Diese flogen daraufhin aus einer Luke, welche sich irgendwo weiter unten im Stadion befand, auf ihren Besen in einem recht rasanten Tempo und unter lautstarkem Beifall auf das Spielfeld.
Zuletzt hieß Bagman dann noch den Schiedsrichter dieses Spiels willkommen, welcher gleichzeitig auch noch der Vorstandszauberer des Internationalen Quidditchverbandes war.
Bei dieser Ankündigung betrat ein kleiner, recht hagerer und absolut kahlköpfiger Zauberer das Feld, welcher in einen vollkommen goldenen Umhang gehüllt war, während eine silberne Pfeife gut sichtbar unter seinem Schnurrbart glänze.
Auch er hatte einen Besen in einer Hand, doch unter dem anderen Arm führte er eine etwas größere Holzkiste mit sich.

Eine fast schon greifbare Anspannung lag plötzlich in der Luft, als gefühlt das gesamte Stadion nur darauf wartete, dass eben jener Zauberer auch endlich auf seinen Besen stieg.
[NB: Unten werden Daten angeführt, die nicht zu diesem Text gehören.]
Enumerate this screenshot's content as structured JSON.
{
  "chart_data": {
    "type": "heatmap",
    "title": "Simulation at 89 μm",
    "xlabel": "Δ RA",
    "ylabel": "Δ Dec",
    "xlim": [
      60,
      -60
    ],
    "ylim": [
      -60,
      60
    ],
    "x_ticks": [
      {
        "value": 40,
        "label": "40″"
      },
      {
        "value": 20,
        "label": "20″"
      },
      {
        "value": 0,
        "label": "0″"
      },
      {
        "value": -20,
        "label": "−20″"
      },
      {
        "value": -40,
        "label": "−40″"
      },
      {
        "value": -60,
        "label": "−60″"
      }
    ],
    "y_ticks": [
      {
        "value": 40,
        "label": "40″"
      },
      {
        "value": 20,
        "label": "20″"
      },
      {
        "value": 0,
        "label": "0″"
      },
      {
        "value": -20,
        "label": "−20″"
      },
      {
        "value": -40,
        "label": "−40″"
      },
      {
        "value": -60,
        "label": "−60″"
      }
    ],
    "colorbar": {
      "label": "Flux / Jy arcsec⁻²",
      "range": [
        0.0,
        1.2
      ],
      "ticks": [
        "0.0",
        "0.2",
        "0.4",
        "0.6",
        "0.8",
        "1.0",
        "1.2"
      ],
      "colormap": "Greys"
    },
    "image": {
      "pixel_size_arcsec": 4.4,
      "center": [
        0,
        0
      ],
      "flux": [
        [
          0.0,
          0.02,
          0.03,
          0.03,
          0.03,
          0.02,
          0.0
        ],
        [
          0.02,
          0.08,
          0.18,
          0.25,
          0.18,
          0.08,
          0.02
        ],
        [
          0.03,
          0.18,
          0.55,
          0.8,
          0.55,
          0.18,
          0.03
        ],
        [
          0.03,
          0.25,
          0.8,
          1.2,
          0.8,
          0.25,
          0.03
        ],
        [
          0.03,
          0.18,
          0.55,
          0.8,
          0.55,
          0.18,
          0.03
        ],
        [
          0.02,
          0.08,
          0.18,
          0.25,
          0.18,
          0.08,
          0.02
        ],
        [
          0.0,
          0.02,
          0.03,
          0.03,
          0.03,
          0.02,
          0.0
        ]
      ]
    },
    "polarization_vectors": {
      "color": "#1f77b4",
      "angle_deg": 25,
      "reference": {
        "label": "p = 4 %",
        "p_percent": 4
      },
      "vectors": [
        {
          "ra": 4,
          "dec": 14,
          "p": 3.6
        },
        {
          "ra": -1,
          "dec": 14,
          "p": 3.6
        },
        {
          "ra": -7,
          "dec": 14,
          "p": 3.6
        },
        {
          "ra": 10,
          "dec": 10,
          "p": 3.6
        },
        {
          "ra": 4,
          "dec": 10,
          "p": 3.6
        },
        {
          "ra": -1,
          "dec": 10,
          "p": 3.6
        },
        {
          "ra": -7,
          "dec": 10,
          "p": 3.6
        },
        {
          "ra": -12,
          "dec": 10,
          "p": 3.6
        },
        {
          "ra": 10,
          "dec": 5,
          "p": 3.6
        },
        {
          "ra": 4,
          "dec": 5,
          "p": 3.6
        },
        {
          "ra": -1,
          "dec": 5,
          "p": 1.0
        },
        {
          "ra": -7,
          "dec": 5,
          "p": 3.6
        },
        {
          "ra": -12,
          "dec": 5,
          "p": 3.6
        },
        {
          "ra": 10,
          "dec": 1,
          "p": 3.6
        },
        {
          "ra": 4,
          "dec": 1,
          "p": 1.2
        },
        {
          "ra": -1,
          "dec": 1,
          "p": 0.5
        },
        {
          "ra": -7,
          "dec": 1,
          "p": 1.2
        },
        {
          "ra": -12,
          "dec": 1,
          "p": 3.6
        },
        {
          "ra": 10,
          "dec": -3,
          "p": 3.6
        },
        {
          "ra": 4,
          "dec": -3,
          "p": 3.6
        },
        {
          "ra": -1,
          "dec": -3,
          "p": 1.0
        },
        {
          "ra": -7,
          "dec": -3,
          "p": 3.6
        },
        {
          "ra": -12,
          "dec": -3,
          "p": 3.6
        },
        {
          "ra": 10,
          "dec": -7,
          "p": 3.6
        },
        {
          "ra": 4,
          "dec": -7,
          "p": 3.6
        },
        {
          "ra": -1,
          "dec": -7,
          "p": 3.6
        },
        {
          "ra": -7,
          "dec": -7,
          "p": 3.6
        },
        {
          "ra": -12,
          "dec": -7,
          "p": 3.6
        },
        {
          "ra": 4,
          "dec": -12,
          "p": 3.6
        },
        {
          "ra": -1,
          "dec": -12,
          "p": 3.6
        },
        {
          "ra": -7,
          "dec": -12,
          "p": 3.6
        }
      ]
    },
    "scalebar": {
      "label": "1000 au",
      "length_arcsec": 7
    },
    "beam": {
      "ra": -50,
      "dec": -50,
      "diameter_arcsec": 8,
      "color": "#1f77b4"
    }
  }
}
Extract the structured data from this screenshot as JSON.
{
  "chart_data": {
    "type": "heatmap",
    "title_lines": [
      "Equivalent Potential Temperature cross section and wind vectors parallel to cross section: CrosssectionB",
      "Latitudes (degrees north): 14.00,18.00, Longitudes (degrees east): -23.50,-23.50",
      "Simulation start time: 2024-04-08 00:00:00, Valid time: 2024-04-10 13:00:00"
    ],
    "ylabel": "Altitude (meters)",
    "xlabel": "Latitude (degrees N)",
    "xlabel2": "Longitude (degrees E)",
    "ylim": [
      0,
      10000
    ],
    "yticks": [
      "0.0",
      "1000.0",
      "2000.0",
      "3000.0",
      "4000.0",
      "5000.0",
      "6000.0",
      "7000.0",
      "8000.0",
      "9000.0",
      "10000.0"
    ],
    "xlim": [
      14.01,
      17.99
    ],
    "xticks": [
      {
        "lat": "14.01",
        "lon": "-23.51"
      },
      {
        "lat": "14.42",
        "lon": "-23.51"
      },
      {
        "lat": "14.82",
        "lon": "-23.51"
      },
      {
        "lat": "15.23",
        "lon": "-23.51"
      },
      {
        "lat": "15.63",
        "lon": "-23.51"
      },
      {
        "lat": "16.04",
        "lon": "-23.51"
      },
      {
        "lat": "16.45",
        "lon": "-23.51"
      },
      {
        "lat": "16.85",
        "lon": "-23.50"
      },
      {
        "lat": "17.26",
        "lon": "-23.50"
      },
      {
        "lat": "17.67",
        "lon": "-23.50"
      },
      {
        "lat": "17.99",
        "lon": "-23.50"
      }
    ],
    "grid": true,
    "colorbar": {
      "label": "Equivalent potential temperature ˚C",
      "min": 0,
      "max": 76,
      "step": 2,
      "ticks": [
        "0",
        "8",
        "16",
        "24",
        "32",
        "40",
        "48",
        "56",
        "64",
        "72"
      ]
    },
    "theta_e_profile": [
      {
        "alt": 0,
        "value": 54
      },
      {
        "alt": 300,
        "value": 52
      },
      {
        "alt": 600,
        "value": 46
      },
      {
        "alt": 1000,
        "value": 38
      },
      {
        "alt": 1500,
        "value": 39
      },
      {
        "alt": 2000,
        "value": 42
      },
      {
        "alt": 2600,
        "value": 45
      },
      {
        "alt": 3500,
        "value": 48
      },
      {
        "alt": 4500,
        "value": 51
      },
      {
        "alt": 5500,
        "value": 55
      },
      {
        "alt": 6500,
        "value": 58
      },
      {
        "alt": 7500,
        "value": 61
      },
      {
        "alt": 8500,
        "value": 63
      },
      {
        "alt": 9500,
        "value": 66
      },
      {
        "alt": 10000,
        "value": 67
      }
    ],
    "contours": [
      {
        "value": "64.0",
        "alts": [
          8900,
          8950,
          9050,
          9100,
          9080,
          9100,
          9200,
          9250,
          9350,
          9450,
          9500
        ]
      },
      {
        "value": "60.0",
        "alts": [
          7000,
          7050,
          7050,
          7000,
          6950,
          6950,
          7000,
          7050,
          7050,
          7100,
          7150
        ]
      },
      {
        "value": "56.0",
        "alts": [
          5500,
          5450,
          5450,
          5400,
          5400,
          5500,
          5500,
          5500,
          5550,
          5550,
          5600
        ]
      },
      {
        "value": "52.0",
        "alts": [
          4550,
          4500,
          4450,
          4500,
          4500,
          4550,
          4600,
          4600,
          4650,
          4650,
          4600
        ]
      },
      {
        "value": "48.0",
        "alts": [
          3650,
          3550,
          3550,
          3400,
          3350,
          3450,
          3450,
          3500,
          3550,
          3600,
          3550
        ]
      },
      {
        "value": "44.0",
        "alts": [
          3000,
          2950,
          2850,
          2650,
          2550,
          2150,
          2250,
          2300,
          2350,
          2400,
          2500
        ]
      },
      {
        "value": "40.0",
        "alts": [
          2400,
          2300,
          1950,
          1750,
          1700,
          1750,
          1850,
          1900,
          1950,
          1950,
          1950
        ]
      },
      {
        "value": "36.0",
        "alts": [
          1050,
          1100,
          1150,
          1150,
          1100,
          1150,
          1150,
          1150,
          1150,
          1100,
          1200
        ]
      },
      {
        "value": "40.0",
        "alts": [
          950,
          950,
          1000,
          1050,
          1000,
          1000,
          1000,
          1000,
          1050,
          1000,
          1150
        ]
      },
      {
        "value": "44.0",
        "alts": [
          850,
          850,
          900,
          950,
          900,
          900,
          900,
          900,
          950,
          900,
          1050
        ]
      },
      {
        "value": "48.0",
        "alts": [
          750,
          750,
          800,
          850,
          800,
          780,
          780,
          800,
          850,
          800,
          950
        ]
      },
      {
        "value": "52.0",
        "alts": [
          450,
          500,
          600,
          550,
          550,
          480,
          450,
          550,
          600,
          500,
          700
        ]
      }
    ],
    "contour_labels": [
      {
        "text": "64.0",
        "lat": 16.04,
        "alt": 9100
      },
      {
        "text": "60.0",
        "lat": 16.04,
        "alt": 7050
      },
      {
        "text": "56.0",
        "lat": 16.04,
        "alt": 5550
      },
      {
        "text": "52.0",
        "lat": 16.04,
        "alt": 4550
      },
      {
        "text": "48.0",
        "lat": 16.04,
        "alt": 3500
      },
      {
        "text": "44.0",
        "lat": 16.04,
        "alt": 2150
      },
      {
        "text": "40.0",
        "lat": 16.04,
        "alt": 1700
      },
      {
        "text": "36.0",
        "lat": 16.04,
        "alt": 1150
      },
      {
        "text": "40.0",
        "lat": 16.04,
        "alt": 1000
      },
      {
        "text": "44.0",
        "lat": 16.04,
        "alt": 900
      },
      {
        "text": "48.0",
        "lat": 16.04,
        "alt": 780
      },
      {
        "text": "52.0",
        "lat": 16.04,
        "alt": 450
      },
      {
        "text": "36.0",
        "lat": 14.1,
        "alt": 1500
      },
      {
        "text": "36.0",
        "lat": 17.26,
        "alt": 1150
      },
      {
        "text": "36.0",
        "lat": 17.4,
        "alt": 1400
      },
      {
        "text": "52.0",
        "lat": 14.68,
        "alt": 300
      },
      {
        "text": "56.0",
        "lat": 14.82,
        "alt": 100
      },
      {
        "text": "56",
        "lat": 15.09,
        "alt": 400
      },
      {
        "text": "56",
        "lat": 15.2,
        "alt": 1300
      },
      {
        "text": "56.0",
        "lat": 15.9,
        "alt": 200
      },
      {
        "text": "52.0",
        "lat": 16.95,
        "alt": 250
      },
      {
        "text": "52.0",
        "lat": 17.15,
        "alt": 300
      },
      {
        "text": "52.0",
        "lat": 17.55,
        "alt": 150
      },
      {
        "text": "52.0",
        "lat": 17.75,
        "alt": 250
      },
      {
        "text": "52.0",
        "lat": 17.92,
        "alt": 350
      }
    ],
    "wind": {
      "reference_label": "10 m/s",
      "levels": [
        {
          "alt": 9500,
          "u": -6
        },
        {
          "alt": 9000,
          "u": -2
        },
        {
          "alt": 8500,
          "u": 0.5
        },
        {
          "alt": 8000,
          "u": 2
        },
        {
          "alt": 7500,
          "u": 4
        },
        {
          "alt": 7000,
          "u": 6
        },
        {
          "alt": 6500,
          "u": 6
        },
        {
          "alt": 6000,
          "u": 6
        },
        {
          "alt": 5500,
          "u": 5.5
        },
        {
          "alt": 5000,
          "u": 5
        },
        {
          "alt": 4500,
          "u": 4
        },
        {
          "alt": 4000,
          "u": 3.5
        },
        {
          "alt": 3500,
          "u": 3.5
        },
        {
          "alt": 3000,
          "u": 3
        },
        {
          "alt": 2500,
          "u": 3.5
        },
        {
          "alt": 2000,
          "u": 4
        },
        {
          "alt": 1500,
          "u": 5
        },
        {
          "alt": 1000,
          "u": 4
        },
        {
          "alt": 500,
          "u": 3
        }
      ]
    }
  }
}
Mit einem kurzen Tritt gegen die abgestellte Kiste gab der Schiedsrichter dann die unterschiedlichen darin liegenden Bälle frei, welche, kaum dass der Deckel geöffnet worden war, selbstständig in die Höhe schossen, bevor auch er in die Lüfte stieg und mit einem gellenden Pfiff das Spiel eröffnete.